Tantas crises resultam da evolução. Ela, ao par do progresso, gera também desequilíbrios e a necessidade de novos arranjos, compatíveis com o progresso alcançado. A mulher, depois de poder votar, quer também participar da vida em igualdade com os homens, quer ser respeitada e protegida por leis que não reproduzam um ancestral e cruel patriarcalismo. O antes analfabeto, após alfabetizar-se e qualificar-se profissionalmente, quer trabalho digno, quer ter direitos reconhecidos, começa a ter melhor noção da injustiça social que o penaliza, passa a reivindicar justiça.

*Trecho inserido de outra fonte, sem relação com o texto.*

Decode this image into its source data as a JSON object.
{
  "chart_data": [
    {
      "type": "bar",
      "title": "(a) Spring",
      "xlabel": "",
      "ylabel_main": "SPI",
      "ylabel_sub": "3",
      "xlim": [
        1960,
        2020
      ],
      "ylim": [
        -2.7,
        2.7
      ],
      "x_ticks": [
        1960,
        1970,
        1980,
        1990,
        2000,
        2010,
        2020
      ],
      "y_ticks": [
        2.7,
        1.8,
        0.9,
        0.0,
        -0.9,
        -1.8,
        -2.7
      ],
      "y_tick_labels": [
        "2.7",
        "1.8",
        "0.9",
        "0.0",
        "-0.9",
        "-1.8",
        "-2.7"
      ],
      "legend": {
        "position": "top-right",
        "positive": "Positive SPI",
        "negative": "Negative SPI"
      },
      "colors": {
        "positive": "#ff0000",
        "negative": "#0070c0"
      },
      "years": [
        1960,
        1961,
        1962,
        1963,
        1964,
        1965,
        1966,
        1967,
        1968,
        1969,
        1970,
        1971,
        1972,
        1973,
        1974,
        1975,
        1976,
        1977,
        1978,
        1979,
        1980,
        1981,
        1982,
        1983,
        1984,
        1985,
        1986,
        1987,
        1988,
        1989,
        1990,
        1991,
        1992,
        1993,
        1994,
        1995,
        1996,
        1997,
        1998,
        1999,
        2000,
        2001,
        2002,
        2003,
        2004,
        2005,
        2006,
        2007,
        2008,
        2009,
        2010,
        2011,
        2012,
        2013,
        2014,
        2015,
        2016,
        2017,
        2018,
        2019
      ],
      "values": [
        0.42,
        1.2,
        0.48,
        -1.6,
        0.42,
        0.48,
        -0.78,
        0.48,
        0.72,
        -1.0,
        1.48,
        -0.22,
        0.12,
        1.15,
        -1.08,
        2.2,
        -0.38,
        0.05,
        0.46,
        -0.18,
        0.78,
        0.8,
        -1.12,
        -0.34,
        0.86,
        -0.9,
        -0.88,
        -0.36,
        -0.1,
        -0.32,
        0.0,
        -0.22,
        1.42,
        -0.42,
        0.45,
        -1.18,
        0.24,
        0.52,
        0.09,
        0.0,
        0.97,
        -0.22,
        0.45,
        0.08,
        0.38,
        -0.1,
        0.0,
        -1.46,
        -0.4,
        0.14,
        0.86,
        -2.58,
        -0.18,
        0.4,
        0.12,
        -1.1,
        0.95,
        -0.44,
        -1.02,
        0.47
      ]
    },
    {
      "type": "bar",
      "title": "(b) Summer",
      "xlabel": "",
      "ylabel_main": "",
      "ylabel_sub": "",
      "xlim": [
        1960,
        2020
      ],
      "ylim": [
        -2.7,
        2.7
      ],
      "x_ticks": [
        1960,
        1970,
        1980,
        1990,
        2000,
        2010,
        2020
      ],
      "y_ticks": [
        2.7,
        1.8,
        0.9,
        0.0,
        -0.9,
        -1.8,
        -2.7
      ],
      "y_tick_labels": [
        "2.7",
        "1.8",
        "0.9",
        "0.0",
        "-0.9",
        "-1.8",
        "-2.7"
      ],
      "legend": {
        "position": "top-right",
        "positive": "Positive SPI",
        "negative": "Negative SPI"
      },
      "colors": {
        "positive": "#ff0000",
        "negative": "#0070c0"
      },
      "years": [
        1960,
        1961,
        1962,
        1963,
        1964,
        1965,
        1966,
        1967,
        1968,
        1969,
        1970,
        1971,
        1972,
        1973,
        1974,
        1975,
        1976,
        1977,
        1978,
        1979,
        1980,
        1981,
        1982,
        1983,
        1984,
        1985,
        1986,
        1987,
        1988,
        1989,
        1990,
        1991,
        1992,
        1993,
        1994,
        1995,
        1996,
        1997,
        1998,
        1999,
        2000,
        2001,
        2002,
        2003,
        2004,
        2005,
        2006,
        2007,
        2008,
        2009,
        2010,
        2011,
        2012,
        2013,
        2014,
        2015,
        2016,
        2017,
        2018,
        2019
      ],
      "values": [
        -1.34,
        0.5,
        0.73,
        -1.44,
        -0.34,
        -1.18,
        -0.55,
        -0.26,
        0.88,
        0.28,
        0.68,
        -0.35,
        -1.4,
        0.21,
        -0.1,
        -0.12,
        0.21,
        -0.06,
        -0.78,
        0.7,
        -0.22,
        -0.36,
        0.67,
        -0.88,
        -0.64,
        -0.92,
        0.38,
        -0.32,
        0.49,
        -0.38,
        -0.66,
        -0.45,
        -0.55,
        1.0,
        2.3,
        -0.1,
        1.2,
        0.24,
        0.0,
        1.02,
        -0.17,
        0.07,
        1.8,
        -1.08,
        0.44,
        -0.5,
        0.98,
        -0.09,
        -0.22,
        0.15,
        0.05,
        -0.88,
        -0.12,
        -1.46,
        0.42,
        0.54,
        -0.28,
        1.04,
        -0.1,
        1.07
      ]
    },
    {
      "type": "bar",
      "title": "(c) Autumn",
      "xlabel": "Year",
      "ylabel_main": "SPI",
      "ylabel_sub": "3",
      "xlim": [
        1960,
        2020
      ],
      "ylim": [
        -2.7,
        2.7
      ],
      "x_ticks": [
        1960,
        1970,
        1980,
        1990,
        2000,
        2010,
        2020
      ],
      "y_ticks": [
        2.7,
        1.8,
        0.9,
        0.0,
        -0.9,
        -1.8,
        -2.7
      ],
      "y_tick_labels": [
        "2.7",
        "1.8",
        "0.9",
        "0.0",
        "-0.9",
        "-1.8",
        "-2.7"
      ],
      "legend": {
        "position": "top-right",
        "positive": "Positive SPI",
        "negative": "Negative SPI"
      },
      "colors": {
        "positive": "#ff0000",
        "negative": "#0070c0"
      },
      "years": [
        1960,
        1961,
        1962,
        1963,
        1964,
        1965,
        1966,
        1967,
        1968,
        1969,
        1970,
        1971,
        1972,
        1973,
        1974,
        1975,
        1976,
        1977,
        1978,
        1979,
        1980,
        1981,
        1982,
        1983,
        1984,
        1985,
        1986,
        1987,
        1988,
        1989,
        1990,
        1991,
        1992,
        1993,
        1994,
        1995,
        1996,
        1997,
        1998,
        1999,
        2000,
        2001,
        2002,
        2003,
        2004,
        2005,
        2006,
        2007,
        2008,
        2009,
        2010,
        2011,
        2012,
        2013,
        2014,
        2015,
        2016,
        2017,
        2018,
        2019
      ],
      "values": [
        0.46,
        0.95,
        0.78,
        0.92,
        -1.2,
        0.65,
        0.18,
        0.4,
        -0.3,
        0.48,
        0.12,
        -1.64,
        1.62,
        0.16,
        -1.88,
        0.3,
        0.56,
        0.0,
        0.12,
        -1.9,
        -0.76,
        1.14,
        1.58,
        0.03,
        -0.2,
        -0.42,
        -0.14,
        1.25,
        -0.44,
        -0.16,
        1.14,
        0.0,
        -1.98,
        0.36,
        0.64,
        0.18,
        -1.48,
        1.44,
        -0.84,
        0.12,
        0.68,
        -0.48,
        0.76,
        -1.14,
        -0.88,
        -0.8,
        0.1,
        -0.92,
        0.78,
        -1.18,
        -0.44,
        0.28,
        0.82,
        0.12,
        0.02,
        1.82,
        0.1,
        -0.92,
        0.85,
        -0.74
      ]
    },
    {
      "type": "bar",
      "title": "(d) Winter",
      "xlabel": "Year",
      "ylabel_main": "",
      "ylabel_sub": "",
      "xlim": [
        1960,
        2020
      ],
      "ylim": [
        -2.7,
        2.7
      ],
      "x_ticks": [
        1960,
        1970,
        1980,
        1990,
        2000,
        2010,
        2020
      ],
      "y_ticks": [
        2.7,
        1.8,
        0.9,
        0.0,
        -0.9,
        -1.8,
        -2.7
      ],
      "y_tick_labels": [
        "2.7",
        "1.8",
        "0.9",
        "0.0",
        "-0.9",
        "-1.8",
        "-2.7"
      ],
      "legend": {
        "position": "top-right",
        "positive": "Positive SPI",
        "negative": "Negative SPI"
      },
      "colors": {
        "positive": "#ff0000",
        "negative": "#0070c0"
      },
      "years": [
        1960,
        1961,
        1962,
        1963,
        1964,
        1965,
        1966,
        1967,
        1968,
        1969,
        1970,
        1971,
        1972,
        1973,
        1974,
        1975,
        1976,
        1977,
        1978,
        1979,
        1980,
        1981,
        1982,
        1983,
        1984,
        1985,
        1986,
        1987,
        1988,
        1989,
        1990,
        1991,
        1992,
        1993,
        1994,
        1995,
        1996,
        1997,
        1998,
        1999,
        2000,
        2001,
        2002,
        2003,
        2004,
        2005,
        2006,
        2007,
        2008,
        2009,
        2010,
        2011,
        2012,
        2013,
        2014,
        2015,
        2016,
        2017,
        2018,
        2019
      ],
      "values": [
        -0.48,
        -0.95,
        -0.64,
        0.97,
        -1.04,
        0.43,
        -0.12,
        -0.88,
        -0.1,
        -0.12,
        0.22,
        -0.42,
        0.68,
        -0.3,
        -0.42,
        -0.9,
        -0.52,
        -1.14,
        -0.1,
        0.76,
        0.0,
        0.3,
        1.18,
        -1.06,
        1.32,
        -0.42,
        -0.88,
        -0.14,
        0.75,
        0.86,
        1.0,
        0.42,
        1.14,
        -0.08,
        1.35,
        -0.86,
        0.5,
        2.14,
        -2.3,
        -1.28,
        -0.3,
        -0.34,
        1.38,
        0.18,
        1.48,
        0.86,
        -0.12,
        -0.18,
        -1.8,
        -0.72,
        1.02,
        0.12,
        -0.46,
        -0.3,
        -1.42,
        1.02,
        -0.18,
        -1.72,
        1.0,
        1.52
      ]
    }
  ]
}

Se o progresso da sociedade não é capaz de atender a estas, e muitas outras, novas demandas, desencadeiam-se as crises. As mencionadas acima são só algumas delas. É o momento, então, de mudar. Urge mudar! Antes que a crise, aprofundada, a demandar solução que não chega, passe a ser insolúvel. Então deixa de ser crise, passa a ser colapso. Da crise ainda podemos sair, encontrando correções planejadas. Já o colapso foge do controle, as consequências são imprevisíveis. No exemplo do aquecimento global, a crise já existe. Já sabemos que existe, quais suas causas, quais suas consequências atuais e futuras, como podemos evitá-las ou mitigá-las. Temos vaga ideia de quais possam ser as consequências futuras, se não soubermos evitar o colapso. Só sabemos que serão desastrosas.

Mas há sempre quem negue a crise. São os arautos da repressão ao alerta, da repressão à verdade, do negacionismo, da desfaçatez. São principalmente os privilegiados pela crise, e que não querem mudanças. Apesar de reconhecerem tratar-se de situação crítica. São imediatistas e egoístas, não acreditam que o colapso venha a acontecer ainda durante sua existência, só vai se abater sobre gerações futuras. Nâo são obsoletos, são antes extremados egoístas, que só se importam consigo mesmos.

Mas há também aqueles que não conseguem, ou têm medo de mudar. Mudanças assustam. Ainda que seja pouco, teme-se arriscar o que já se tem. São também egocêntricos, de uma natureza diferente. Não têm lucidez nem desprendimento, não atinam que, se não houver mudança, todos, a começar dos menos privilegiados, vão sofrer as consequências. São os obsoletos que reprimem a reflexão sobre a necessidade de mudar, de adequar-se aos novos tempos.

Estes últimos são os verdadeiros obsoletos, usualmente logrados pelos privilegiados. Do despertar destes, que são em grande número, depende o reconhecer a crise e envidar soluções, antes que aconteça o colapso.